A 33-year-old woman had progressive abdominal distension and low grade fever for 3 weeks. There was no other significant past history or recent complaints and she had had no contact with tuberculosis. She is a hospital ward clerk. On examination she was afebrile with a temperature of 37°C, a regular pulse of 107 bpm, and BP 110/77 mm Hg. Examination of the abdomen revealed massive ascites. The rest of the examination was normal. CBC showed WBC 6.6 k/μl, neutrophils 59.7%, lymphocytes 32.7%, Hb 11.3 g/l and platelets 383 k/μl. ESR was 69 (normal 1–20). Electrolytes, renal function and liver function were normal. The patient was HIV 1 and 2 negative. Carcinoembryonic antigen (CEA) was normal, CA125 was 937 (normal 0–35) and alphafetoprotein was normal. Analysis of the ascitic fluid showed exudate with protein 68 g/l and lactate dehydrogenase 266 U/l. The fluid cell count showed WBC 1355/CU MM, polymorphs 14%, lymphocytes 4% and monocytes 70%. PCR for M tuberculosis from the fluid was not carried out. Cytology of the fluid was negative for malignancy. A CT scan of the abdomen showed circumferential abnormal wall thickening of the ascending colon and the hepatic flexure with paracolic fat stranding, multiple mesenteric and precaval large lymph nodes, a large amount of free ascites and left side pleural effusion; the ovaries were normal. Based on the CT results, carcinoma of the colon was the most likely diagnosis (). However, colonoscopy revealed severe inflammation with multiple large deep ulcers, necrosis and inflammatory polyp formation involving the ascending colon and the cecum, indicating either tuberculous colitis or Crohn’s disease; the terminal ileum was normal (). Endoscopic colonic biopsy showed marked infiltration of acute and chronic inflammatory cells, cryptitis and crypt abscesses, and multiple caseating granulomas with Langerhan’s giant cells, consistent with tuberculosis. The patient was started on four anti-tuberculosis drugs: isoniazid (INH) 300 mg per day, rifampicin 600 mg per day, ethambutol 1.2 g per day and pyrazinamide 1.5 g per day, with vitamin B6 40 mg per day. Ethambutol and pyrazinamide were stopped after 2 months. Six months after diagnosis the patient was free of symptoms, and an ultrasound of the abdomen showed no ascites. Treatment with anti-tuberculosis treatment was continued for 1 year and then stopped.

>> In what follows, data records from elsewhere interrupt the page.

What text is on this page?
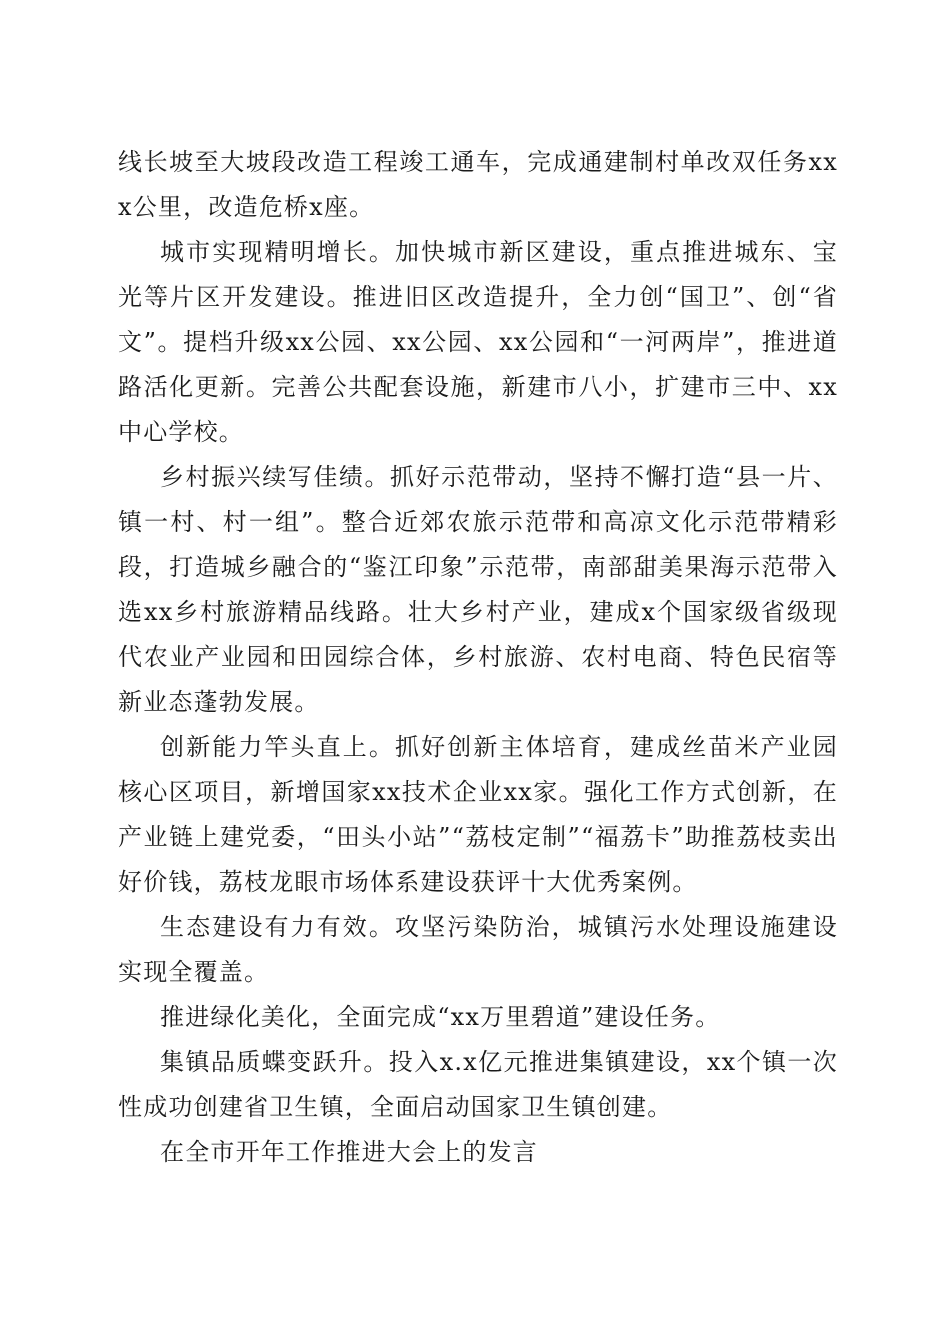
线长坡至大坡段改造工程竣工通车，完成通建制村单改双任务xxx公里，改造危桥x座。

城市实现精明增长。加快城市新区建设，重点推进城东、宝光等片区开发建设。推进旧区改造提升，全力创“国卫”、创“省文”。提档升级xx公园、xx公园、xx公园和“一河两岸”，推进道路活化更新。完善公共配套设施，新建市八小，扩建市三中、xx中心学校。

乡村振兴续写佳绩。抓好示范带动，坚持不懈打造“县一片、镇一村、村一组”。整合近郊农旅示范带和高凉文化示范带精彩段，打造城乡融合的“鉴江印象”示范带，南部甜美果海示范带入选xx乡村旅游精品线路。壮大乡村产业，建成x个国家级省级现代农业产业园和田园综合体，乡村旅游、农村电商、特色民宿等新业态蓬勃发展。

创新能力竿头直上。抓好创新主体培育，建成丝苗米产业园核心区项目，新增国家xx技术企业xx家。强化工作方式创新，在产业链上建党委，“田头小站”“荔枝定制”“福荔卡”助推荔枝卖出好价钱，荔枝龙眼市场体系建设获评十大优秀案例。

生态建设有力有效。攻坚污染防治，城镇污水处理设施建设实现全覆盖。

推进绿化美化，全面完成“xx万里碧道”建设任务。

集镇品质蝶变跃升。投入x.x亿元推进集镇建设，xx个镇一次性成功创建省卫生镇，全面启动国家卫生镇创建。

在全市开年工作推进大会上的发言
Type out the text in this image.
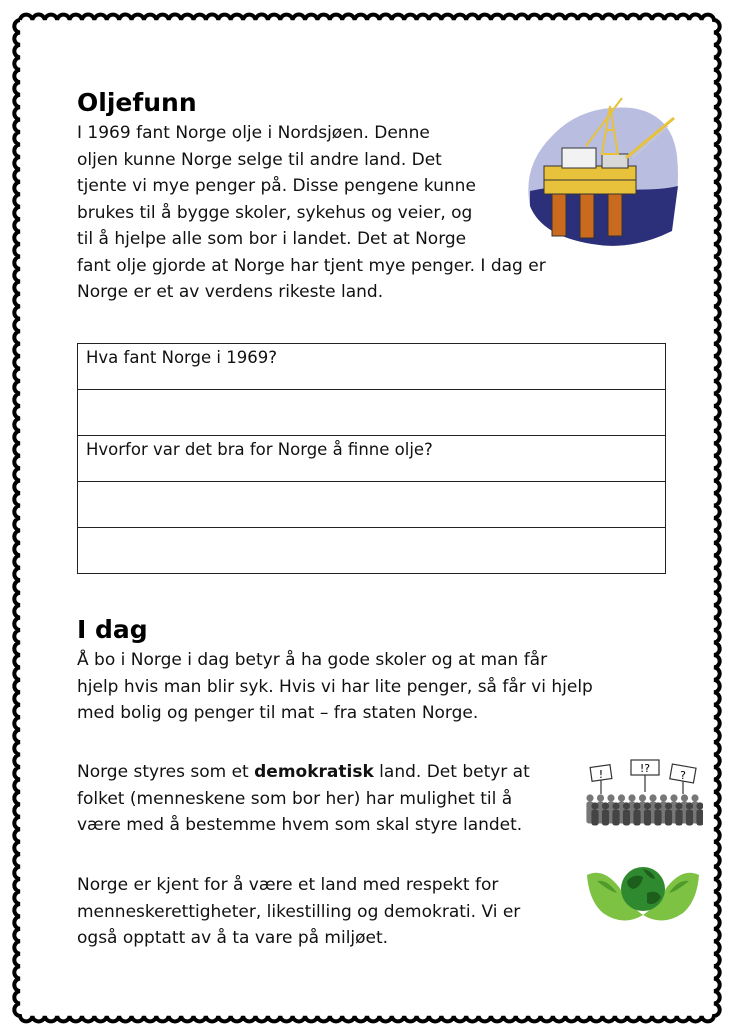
Oljefunn
I 1969 fant Norge olje i Nordsjøen. Denne
oljen kunne Norge selge til andre land. Det
tjente vi mye penger på. Disse pengene kunne
brukes til å bygge skoler, sykehus og veier, og
til å hjelpe alle som bor i landet. Det at Norge
fant olje gjorde at Norge har tjent mye penger. I dag er
Norge er et av verdens rikeste land.
Hva fant Norge i 1969?

Hvorfor var det bra for Norge å finne olje?

I dag
Å bo i Norge i dag betyr å ha gode skoler og at man får
hjelp hvis man blir syk. Hvis vi har lite penger, så får vi hjelp
med bolig og penger til mat – fra staten Norge.
Norge styres som et demokratisk land. Det betyr at
folket (menneskene som bor her) har mulighet til å
være med å bestemme hvem som skal styre landet.
!	!?
?
Norge er kjent for å være et land med respekt for
menneskerettigheter, likestilling og demokrati. Vi er
også opptatt av å ta vare på miljøet.
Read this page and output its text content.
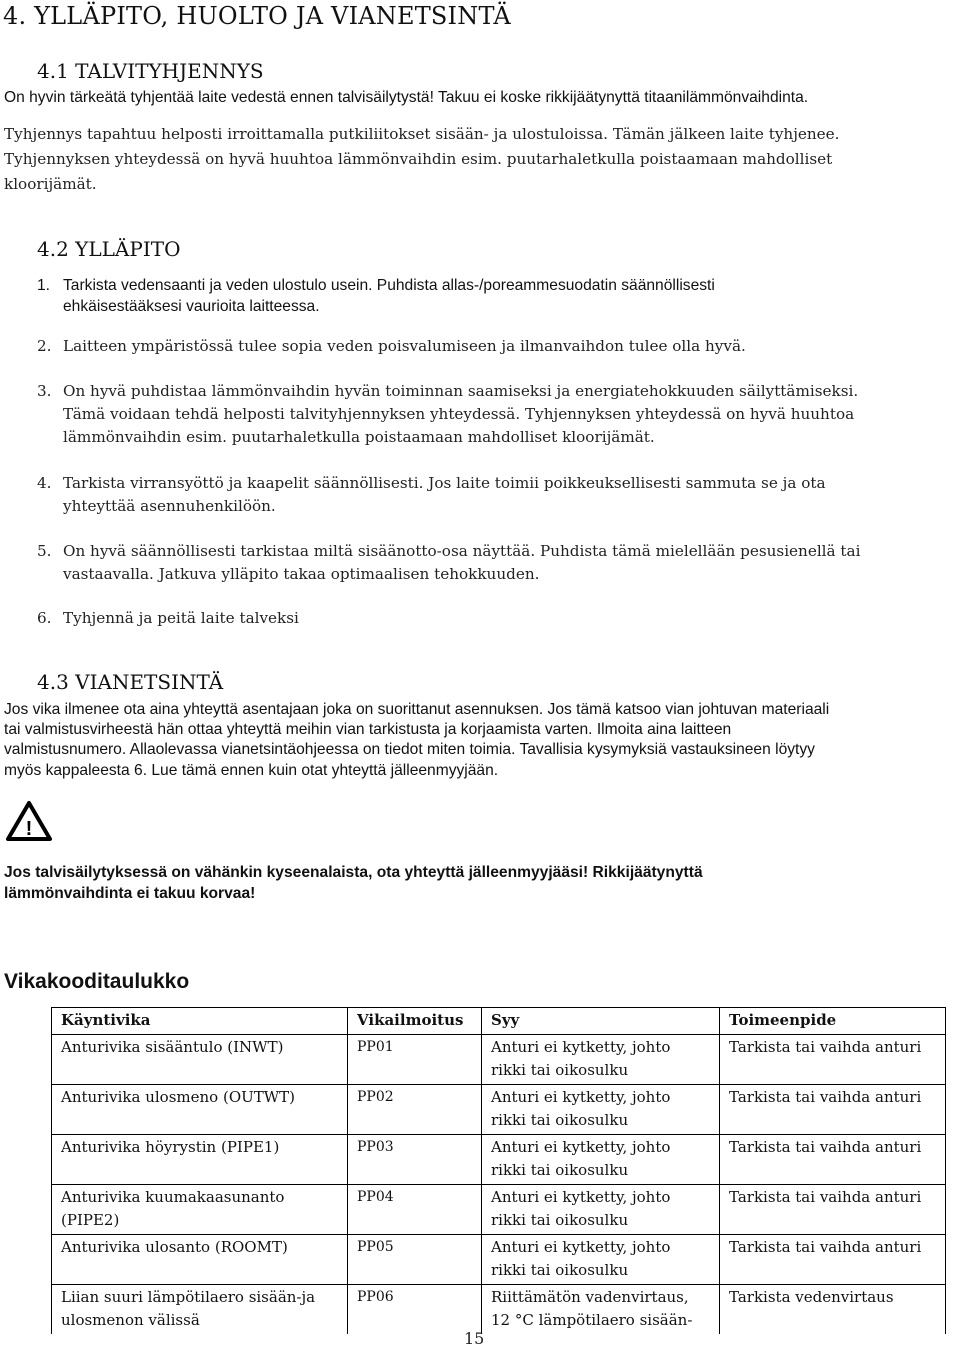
4. YLLÄPITO, HUOLTO JA VIANETSINTÄ
4.1 TALVITYHJENNYS
On hyvin tärkeätä tyhjentää laite vedestä ennen talvisäilytystä! Takuu ei koske rikkijäätynyttä titaanilämmönvaihdinta.
Tyhjennys tapahtuu helposti irroittamalla putkiliitokset sisään- ja ulostuloissa. Tämän jälkeen laite tyhjenee.
Tyhjennyksen yhteydessä on hyvä huuhtoa lämmönvaihdin esim. puutarhaletkulla poistaamaan mahdolliset
kloorijämät.
4.2 YLLÄPITO
1. Tarkista vedensaanti ja veden ulostulo usein. Puhdista allas-/poreammesuodatin säännöllisesti
ehkäisestääksesi vaurioita laitteessa.
2. Laitteen ympäristössä tulee sopia veden poisvalumiseen ja ilmanvaihdon tulee olla hyvä.
3. On hyvä puhdistaa lämmönvaihdin hyvän toiminnan saamiseksi ja energiatehokkuuden säilyttämiseksi.
Tämä voidaan tehdä helposti talvityhjennyksen yhteydessä. Tyhjennyksen yhteydessä on hyvä huuhtoa
lämmönvaihdin esim. puutarhaletkulla poistaamaan mahdolliset kloorijämät.
4. Tarkista virransyöttö ja kaapelit säännöllisesti. Jos laite toimii poikkeuksellisesti sammuta se ja ota
yhteyttää asennuhenkilöön.
5. On hyvä säännöllisesti tarkistaa miltä sisäänotto-osa näyttää. Puhdista tämä mielellään pesusienellä tai
vastaavalla. Jatkuva ylläpito takaa optimaalisen tehokkuuden.
6. Tyhjennä ja peitä laite talveksi
4.3 VIANETSINTÄ
Jos vika ilmenee ota aina yhteyttä asentajaan joka on suorittanut asennuksen. Jos tämä katsoo vian johtuvan materiaali
tai valmistusvirheestä hän ottaa yhteyttä meihin vian tarkistusta ja korjaamista varten. Ilmoita aina laitteen
valmistusnumero. Allaolevassa vianetsintäohjeessa on tiedot miten toimia. Tavallisia kysymyksiä vastauksineen löytyy
myös kappaleesta 6. Lue tämä ennen kuin otat yhteyttä jälleenmyyjään.
!
Jos talvisäilytyksessä on vähänkin kyseenalaista, ota yhteyttä jälleenmyyjääsi! Rikkijäätynyttä
lämmönvaihdinta ei takuu korvaa!
Vikakooditaulukko
Käyntivika	Vikailmoitus	Syy	Toimeenpide
Anturivika sisääntulo (INWT)	PP01	Anturi ei kytketty, johto rikki tai oikosulku	Tarkista tai vaihda anturi
Anturivika ulosmeno (OUTWT)	PP02	Anturi ei kytketty, johto rikki tai oikosulku	Tarkista tai vaihda anturi
Anturivika höyrystin (PIPE1)	PP03	Anturi ei kytketty, johto rikki tai oikosulku	Tarkista tai vaihda anturi
Anturivika kuumakaasunanto (PIPE2)	PP04	Anturi ei kytketty, johto rikki tai oikosulku	Tarkista tai vaihda anturi
Anturivika ulosanto (ROOMT)	PP05	Anturi ei kytketty, johto rikki tai oikosulku	Tarkista tai vaihda anturi
Liian suuri lämpötilaero sisään-ja ulosmenon välissä	PP06	Riittämätön vadenvirtaus, 12 °C lämpötilaero sisään-	Tarkista vedenvirtaus
15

Figure 11 The fourth patient’s CT scan of the abdomen showed circumferential abnormal wall thickening of the colon lumen (blue arrow) with paracolic fat stranding; multiple mesenteric and precaval large lymph nodes were seen. There was a large amount of (more ...)
The fourth patient’s colonoscopy showed inflammation with multiple large deep ulcers, necrosis and inflammatory polyp formation indicating either tuberculous colitis or Crohn’s disease.